You can watch a video about scutching wheels here (skip to about 3:00 to see the wheel in operation). Wily believed a wheel only made sense for larger producers, and for the rest of us he offered a very simple description of making a scutching board, the base upon which you rest the flax when striking it with a scutching knife:

     Get a Piece of Plank about 5 or 6 Inches wide, 1 Inch thick, and 3 Feet long; plane one Side of it a  
     little overlong, tenant one End of it in a Block about 14 Inches long and 10 wide, so that the said
     Plan may stand upright; then within 3 Inches of the Top saw it within one Inch of being through,
     then split off the sawed Part for the Flax to lodge on, and leave the other Part as a Guard to keep
     you from striking your Hand with the Knife. (42)
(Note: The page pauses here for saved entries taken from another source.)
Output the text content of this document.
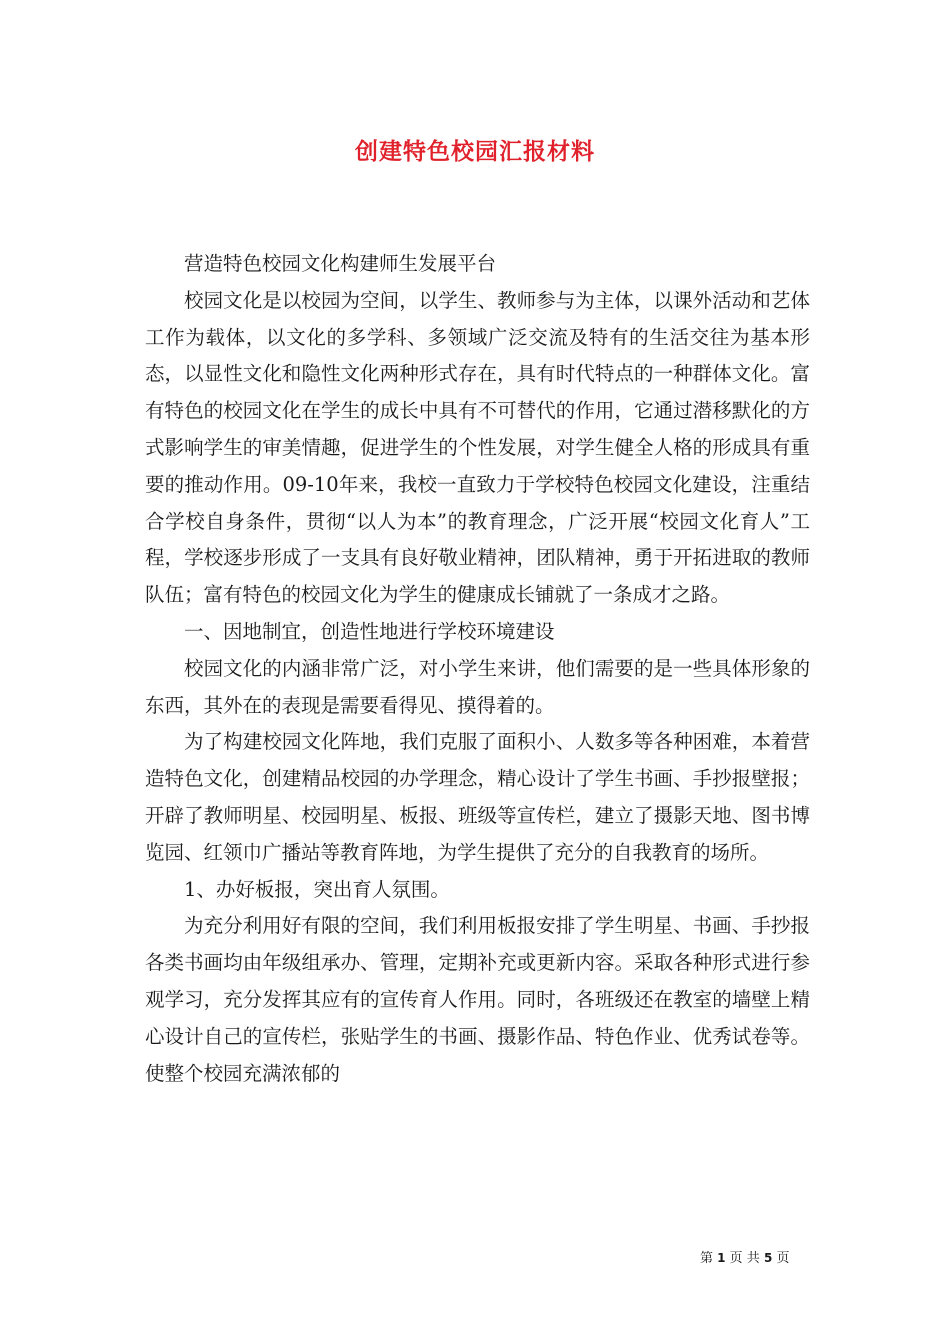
创建特色校园汇报材料

营造特色校园文化构建师生发展平台

校园文化是以校园为空间，以学生、教师参与为主体，以课外活动和艺体工作为载体，以文化的多学科、多领域广泛交流及特有的生活交往为基本形态，以显性文化和隐性文化两种形式存在，具有时代特点的一种群体文化。富有特色的校园文化在学生的成长中具有不可替代的作用，它通过潜移默化的方式影响学生的审美情趣，促进学生的个性发展，对学生健全人格的形成具有重要的推动作用。09-10年来，我校一直致力于学校特色校园文化建设，注重结合学校自身条件，贯彻“以人为本”的教育理念，广泛开展“校园文化育人”工程，学校逐步形成了一支具有良好敬业精神，团队精神，勇于开拓进取的教师队伍；富有特色的校园文化为学生的健康成长铺就了一条成才之路。

一、因地制宜，创造性地进行学校环境建设

校园文化的内涵非常广泛，对小学生来讲，他们需要的是一些具体形象的东西，其外在的表现是需要看得见、摸得着的。

为了构建校园文化阵地，我们克服了面积小、人数多等各种困难，本着营造特色文化，创建精品校园的办学理念，精心设计了学生书画、手抄报壁报；开辟了教师明星、校园明星、板报、班级等宣传栏，建立了摄影天地、图书博览园、红领巾广播站等教育阵地，为学生提供了充分的自我教育的场所。

1、办好板报，突出育人氛围。

为充分利用好有限的空间，我们利用板报安排了学生明星、书画、手抄报各类书画均由年级组承办、管理，定期补充或更新内容。采取各种形式进行参观学习，充分发挥其应有的宣传育人作用。同时，各班级还在教室的墙壁上精心设计自己的宣传栏，张贴学生的书画、摄影作品、特色作业、优秀试卷等。使整个校园充满浓郁的

第 1 页 共 5 页
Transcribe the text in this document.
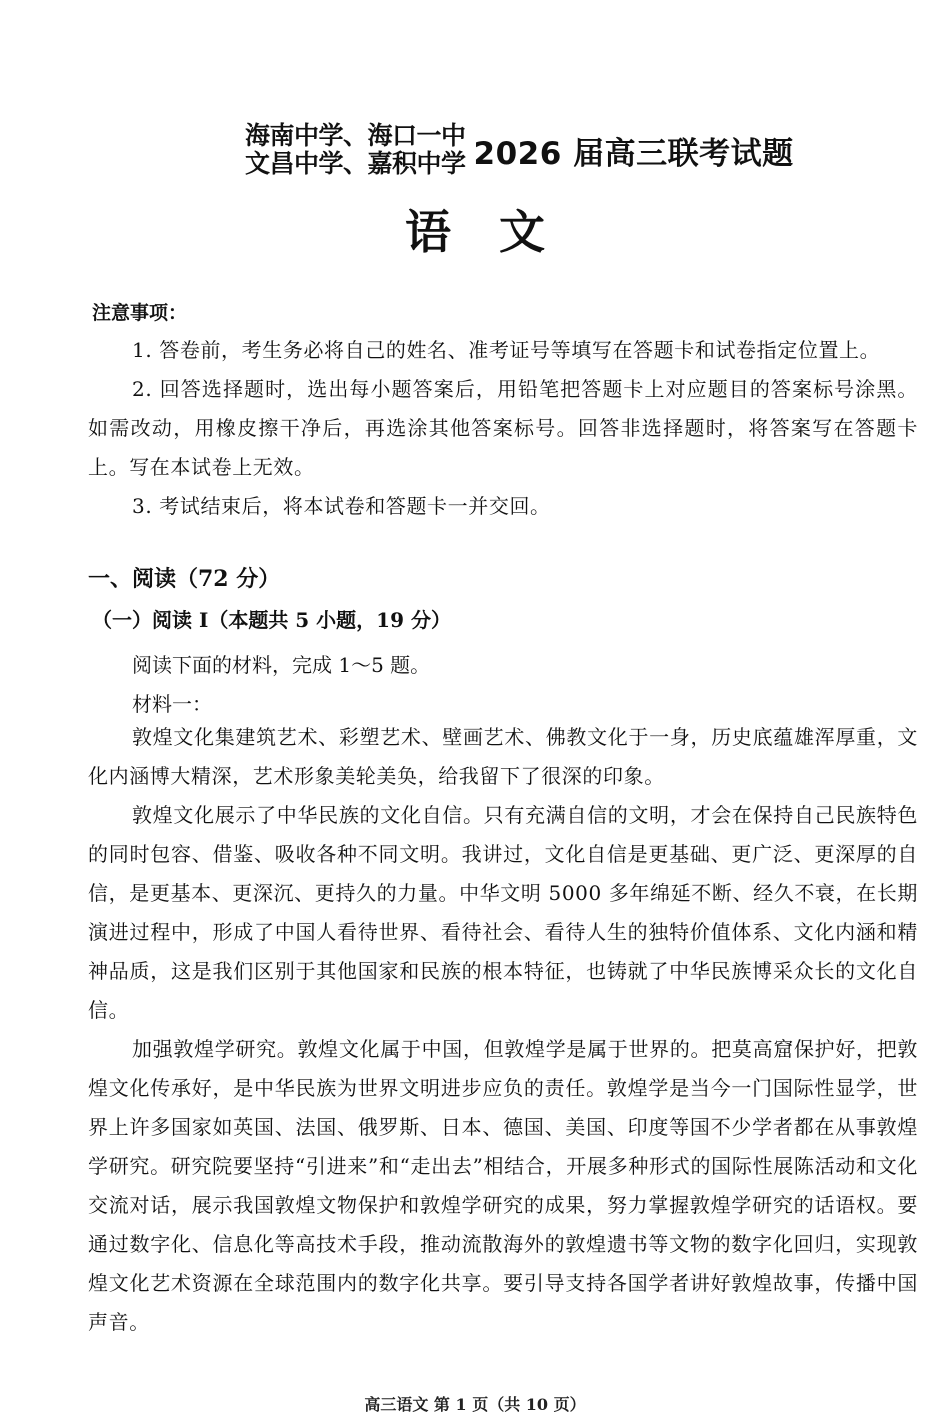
海南中学、海口一中
文昌中学、嘉积中学 2026 届高三联考试题
语文
注意事项：
1. 答卷前，考生务必将自己的姓名、准考证号等填写在答题卡和试卷指定位置上。
2. 回答选择题时，选出每小题答案后，用铅笔把答题卡上对应题目的答案标号涂黑。如需改动，用橡皮擦干净后，再选涂其他答案标号。回答非选择题时，将答案写在答题卡上。写在本试卷上无效。
3. 考试结束后，将本试卷和答题卡一并交回。
一、阅读（72 分）
（一）阅读 I（本题共 5 小题，19 分）
阅读下面的材料，完成 1～5 题。
材料一：
敦煌文化集建筑艺术、彩塑艺术、壁画艺术、佛教文化于一身，历史底蕴雄浑厚重，文化内涵博大精深，艺术形象美轮美奂，给我留下了很深的印象。
敦煌文化展示了中华民族的文化自信。只有充满自信的文明，才会在保持自己民族特色的同时包容、借鉴、吸收各种不同文明。我讲过，文化自信是更基础、更广泛、更深厚的自信，是更基本、更深沉、更持久的力量。中华文明 5000 多年绵延不断、经久不衰，在长期演进过程中，形成了中国人看待世界、看待社会、看待人生的独特价值体系、文化内涵和精神品质，这是我们区别于其他国家和民族的根本特征，也铸就了中华民族博采众长的文化自信。
加强敦煌学研究。敦煌文化属于中国，但敦煌学是属于世界的。把莫高窟保护好，把敦煌文化传承好，是中华民族为世界文明进步应负的责任。敦煌学是当今一门国际性显学，世界上许多国家如英国、法国、俄罗斯、日本、德国、美国、印度等国不少学者都在从事敦煌学研究。研究院要坚持“引进来”和“走出去”相结合，开展多种形式的国际性展陈活动和文化交流对话，展示我国敦煌文物保护和敦煌学研究的成果，努力掌握敦煌学研究的话语权。要通过数字化、信息化等高技术手段，推动流散海外的敦煌遗书等文物的数字化回归，实现敦煌文化艺术资源在全球范围内的数字化共享。要引导支持各国学者讲好敦煌故事，传播中国声音。
高三语文 第 1 页（共 10 页）
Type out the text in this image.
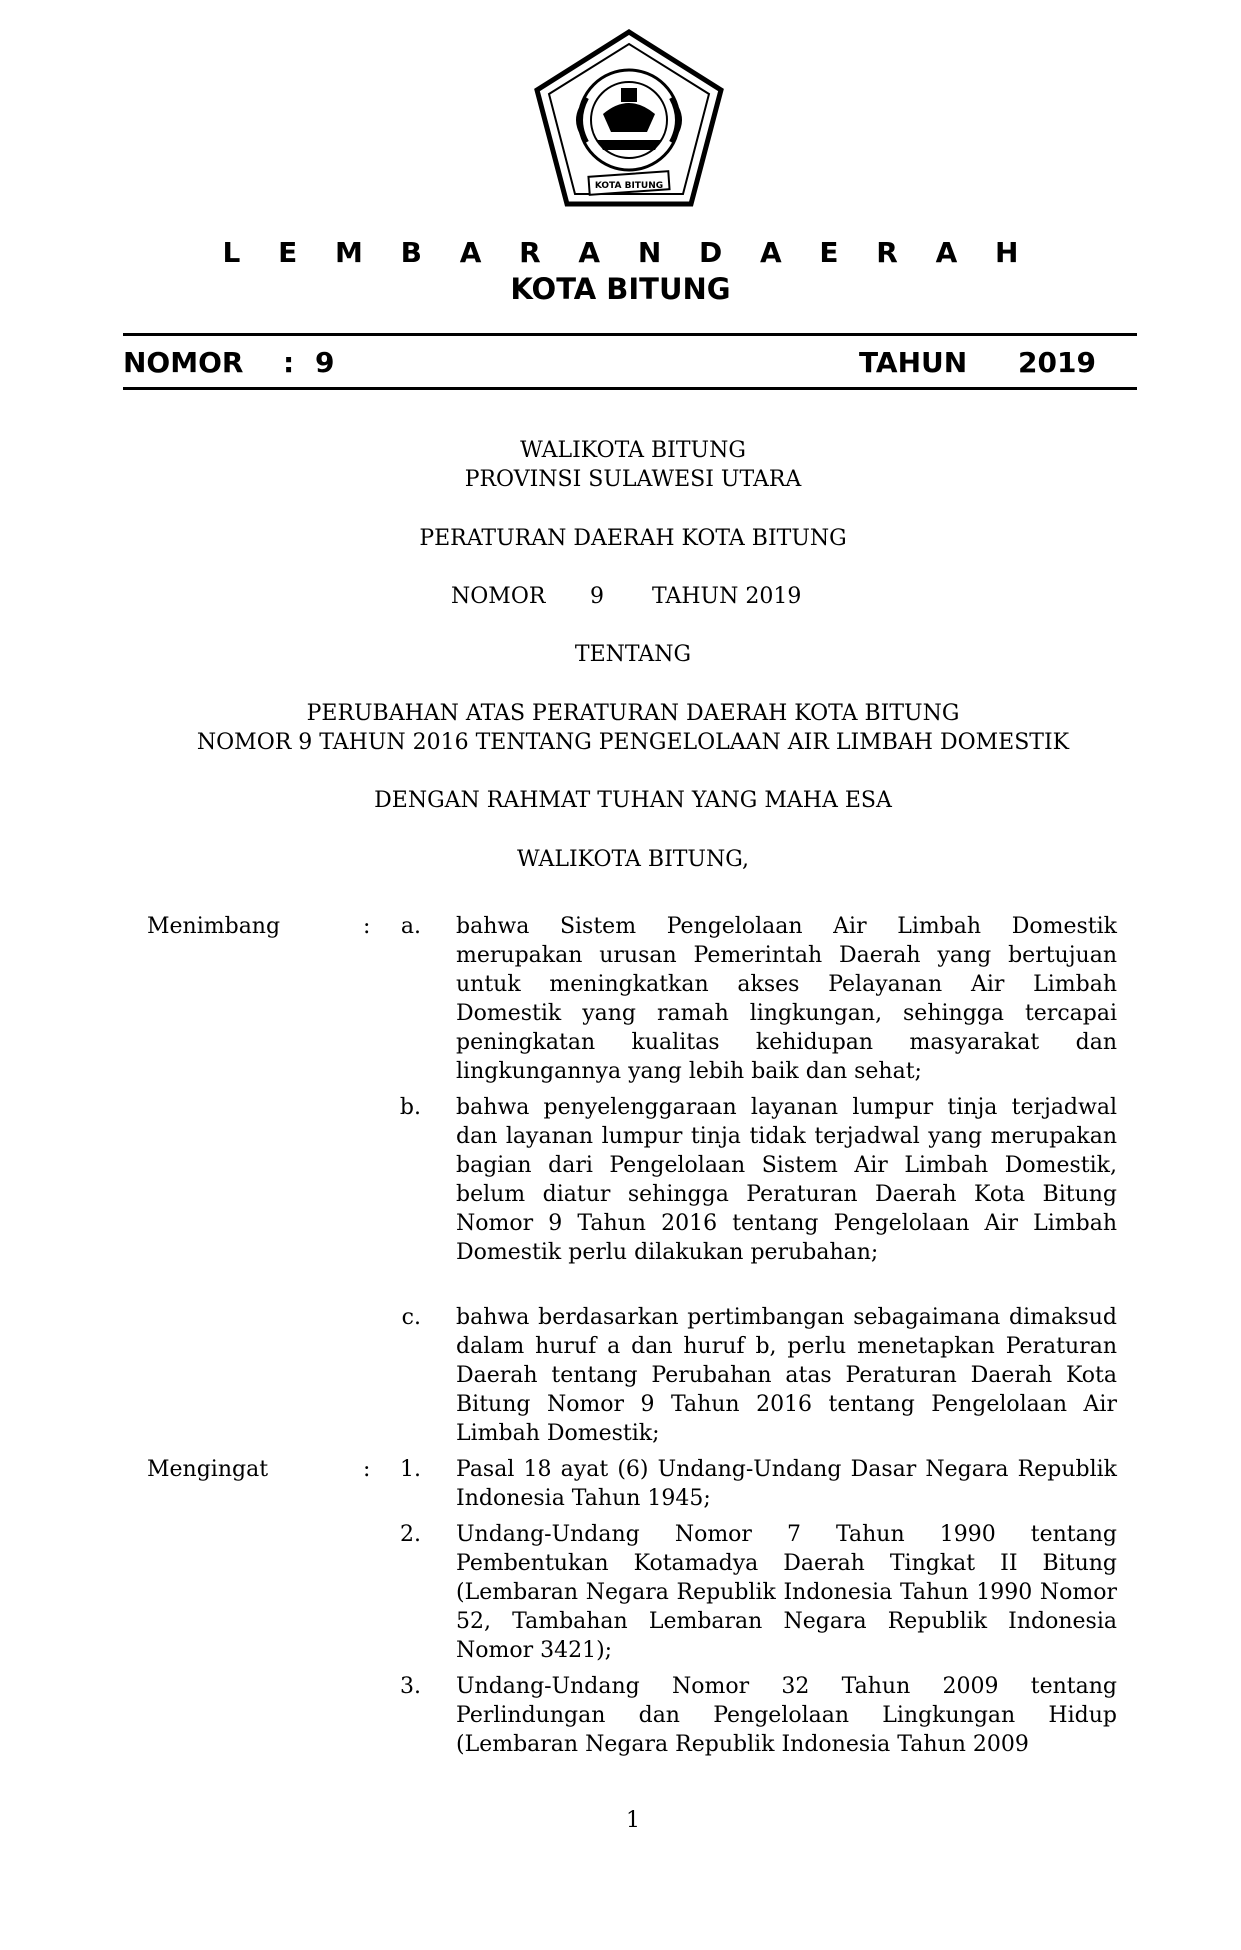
KOTA BITUNG
L E M B A R A N D A E R A H
KOTA BITUNG
NOMOR : 9	TAHUN 2019
WALIKOTA BITUNG
PROVINSI SULAWESI UTARA
PERATURAN DAERAH KOTA BITUNG
NOMOR 9 TAHUN 2019
TENTANG
PERUBAHAN ATAS PERATURAN DAERAH KOTA BITUNG
NOMOR 9 TAHUN 2016 TENTANG PENGELOLAAN AIR LIMBAH DOMESTIK
DENGAN RAHMAT TUHAN YANG MAHA ESA
WALIKOTA BITUNG,
Menimbang	:	a. bahwa Sistem Pengelolaan Air Limbah Domestik merupakan urusan Pemerintah Daerah yang bertujuan untuk meningkatkan akses Pelayanan Air Limbah Domestik yang ramah lingkungan, sehingga tercapai peningkatan kualitas kehidupan masyarakat dan lingkungannya yang lebih baik dan sehat;
b. bahwa penyelenggaraan layanan lumpur tinja terjadwal dan layanan lumpur tinja tidak terjadwal yang merupakan bagian dari Pengelolaan Sistem Air Limbah Domestik, belum diatur sehingga Peraturan Daerah Kota Bitung Nomor 9 Tahun 2016 tentang Pengelolaan Air Limbah Domestik perlu dilakukan perubahan;
c. bahwa berdasarkan pertimbangan sebagaimana dimaksud dalam huruf a dan huruf b, perlu menetapkan Peraturan Daerah tentang Perubahan atas Peraturan Daerah Kota Bitung Nomor 9 Tahun 2016 tentang Pengelolaan Air Limbah Domestik;
Mengingat	:	1. Pasal 18 ayat (6) Undang-Undang Dasar Negara Republik Indonesia Tahun 1945;
2. Undang-Undang Nomor 7 Tahun 1990 tentang Pembentukan Kotamadya Daerah Tingkat II Bitung (Lembaran Negara Republik Indonesia Tahun 1990 Nomor 52, Tambahan Lembaran Negara Republik Indonesia Nomor 3421);
3. Undang-Undang Nomor 32 Tahun 2009 tentang Perlindungan dan Pengelolaan Lingkungan Hidup (Lembaran Negara Republik Indonesia Tahun 2009
1
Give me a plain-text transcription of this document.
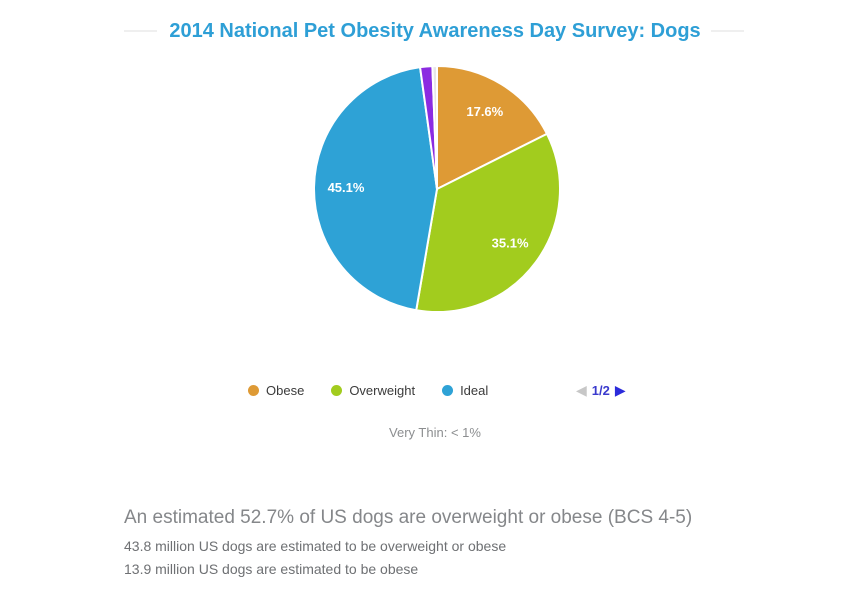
2014 National Pet Obesity Awareness Day Survey: Dogs
17.6%
35.1%
45.1%
Obese	Overweight	Ideal	◀ 1/2 ▶
Very Thin: < 1%
An estimated 52.7% of US dogs are overweight or obese (BCS 4-5)
43.8 million US dogs are estimated to be overweight or obese
13.9 million US dogs are estimated to be obese
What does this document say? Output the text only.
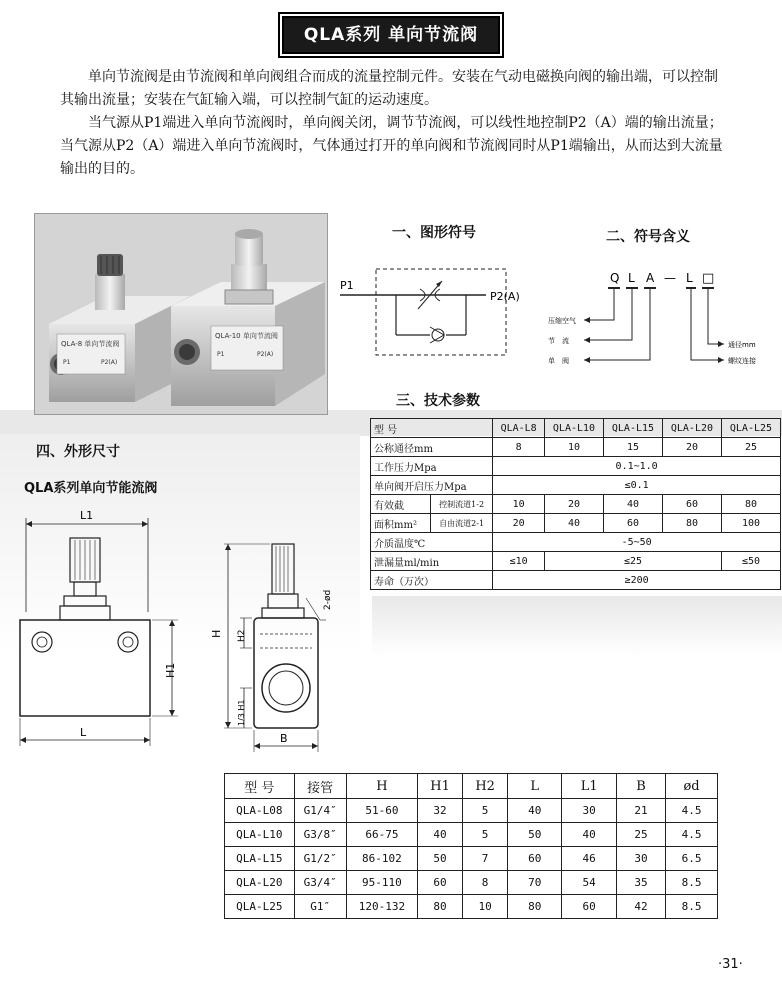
QLA系列 单向节流阀

单向节流阀是由节流阀和单向阀组合而成的流量控制元件。安装在气动电磁换向阀的输出端，可以控制其输出流量；安装在气缸输入端，可以控制气缸的运动速度。

当气源从P1端进入单向节流阀时，单向阀关闭，调节节流阀，可以线性地控制P2（A）端的输出流量；当气源从P2（A）端进入单向节流阀时，气体通过打开的单向阀和节流阀同时从P1端输出，从而达到大流量输出的目的。

QLA-8 单向节流阀
P1	P2(A)
QLA-10 单向节流阀
P1	P2(A)
一、图形符号	二、符号含义
三、技术参数
四、外形尺寸
QLA系列单向节能流阀
P1
P2(A)
Q L A — L □
压缩空气
节　流
单　阀
通径mm
螺纹连接
型 号		QLA-L8	QLA-L10	QLA-L15	QLA-L20	QLA-L25
公称通径mm		8	10	15	20	25
工作压力Mpa		0.1~1.0				
单向阀开启压力Mpa		≤0.1				
有效截	控制流道1-2	10	20	40	60	80
面积mm²	自由流道2-1	20	40	60	80	100
介质温度℃		-5~50				
泄漏量ml/min		≤10	≤25			≤50
寿命（万次）		≥200				
L1
H1
L
H H2
1/3 H1
2-ød
B
型 号	接管	H	H1	H2	L	L1	B	ød
QLA-L08	G1/4″	51-60	32	5	40	30	21	4.5
QLA-L10	G3/8″	66-75	40	5	50	40	25	4.5
QLA-L15	G1/2″	86-102	50	7	60	46	30	6.5
QLA-L20	G3/4″	95-110	60	8	70	54	35	8.5
QLA-L25	G1″	120-132	80	10	80	60	42	8.5
·31·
It takes a while to make sense of these directions, especially because most swinging boards I've seen have a piece cut out from the middle of the top of the board, as in Diderot's plate (Figs. 12-14; the objects around the lower right corner).

Diderot's flax tools, from "Sifting the Past".

But eventually I figured out that Wily meant to leave a higher portion one one side of the board. I later learned by experience that this portion should be on the side of your dominant hand. That's how it protects your other hand, holding a bunch of flax, from accidental strikes.

My scutching board with its extending protective piece on the upper left.

The scutching knife, Wily wrote, should be "almost in the Shape of a Dagger, the Blade to be about 16 or 17 Inches long, 2 and a Half broad, and 3 Quarters of an Inch thick at the Back" (42), but I varied a bit from his instructions. There are indeed scutching knives that look exactly like daggers. But I made one that resembled something more like a cricket bat or a fraternity paddle, based on Diderot's example in the plate above.


Rather than tenoning my board into a block, I simply seated it in the the ground and got to work. The idea behind scutching is simple: you're using the knife to strike and scrape what you don't want (chaff from the plant cores) from what you do (flax fibers). As artist Linton Park's 1885 painting illustrates, this was often a community event.


I was skeptical that such a simple process (scraping it with a piece of wood?) would have much effect on the flax, but it was in fact remarkably effective. Almost immediately, the roots and upper portions flew off the fibers.

Flax fibers (top) and chaff removed from stalks (bottom).

Although there are videos of more capable scutchers out there, here's my attempt.


I was, however, rather frustrated with how much fiber I was inadvertently scraping off along with the chaff, so after I had scutched all of the flax, I went back over what was left for another go. My final result was thus one bunch of quality flax and another with more tangled and chaffy fibers, the sort of coarse, short-fiber flax known, after further processing, as "tow."


Fine flax fibers (left) and tow flax (right).